CHINA'S economic growth of 6.9 per cent last quarter was better than the market consensus of 6.8 per cent, but its outlook is still poor, according to Maybank Kim Eng Securities (Thailand).
"Seeing the number 6 for the first time since the 6.2-per-cent growth in the previous global financial crisis is not a good picture," Tim Leelahaphan, an economist and assistant vice president of the research department, said yesterday.
"Since China's numbers are still bad, there is more room for further easing.
"We now expect another RRR [reserve requirement ratio] cut around the end of the year along with another slash of deposit and lending rates," he said.
The year-on-year growth of China's gross domestic product in the third quarter was below Beijing's 7-per-cent target.
Earlier manufacturing data had suggested that the sector would continue to contract in September.
China's imports shrank by 20.4 per cent last month from the same month in 2014 because of the drop in commodity prices and weaker domestic and global demand.
China's exports also fell by 3.7 per cent to US$205.6 billion, leaving a trade surplus of $60.34 billion in September.
Chirathep Senivongs Na Ayudhya, spokesman of the Bank of Thailand, said the slight slip in China's supply-side GDP growth from 7 per cent in the second quarter to 6.9 per cent in the third quarter was as expected by the central bank.
The dip reflects the continuous slowdown in China's economic activities, especially in investments, which has led to the slowdown in manufacturing, he said.

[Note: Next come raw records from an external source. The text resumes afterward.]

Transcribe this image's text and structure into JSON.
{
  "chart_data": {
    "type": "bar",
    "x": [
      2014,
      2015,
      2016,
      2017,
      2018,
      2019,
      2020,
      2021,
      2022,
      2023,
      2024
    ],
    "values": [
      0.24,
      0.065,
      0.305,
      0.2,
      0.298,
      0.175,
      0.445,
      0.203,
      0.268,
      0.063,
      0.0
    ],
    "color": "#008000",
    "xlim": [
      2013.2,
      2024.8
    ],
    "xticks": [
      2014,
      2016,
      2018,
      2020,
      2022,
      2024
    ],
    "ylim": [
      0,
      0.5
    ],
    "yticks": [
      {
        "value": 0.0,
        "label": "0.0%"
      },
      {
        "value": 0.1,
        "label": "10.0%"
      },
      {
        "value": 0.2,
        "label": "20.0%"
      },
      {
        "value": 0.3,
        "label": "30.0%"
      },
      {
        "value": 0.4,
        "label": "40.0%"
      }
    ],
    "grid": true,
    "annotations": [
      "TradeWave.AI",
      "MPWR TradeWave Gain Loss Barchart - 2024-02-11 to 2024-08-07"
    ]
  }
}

In the coming period, the lower-than-expected income of the Chinese government will further crimp its ability to invest.
The large stock of completely built houses will continue to contribute to the slowdown in China's real-estate industry.
Manufacturing will still have excess capacity, which will continue to temper manufacturers' intention to invest.
China's money markets will continue to fluctuate, Chirathep said.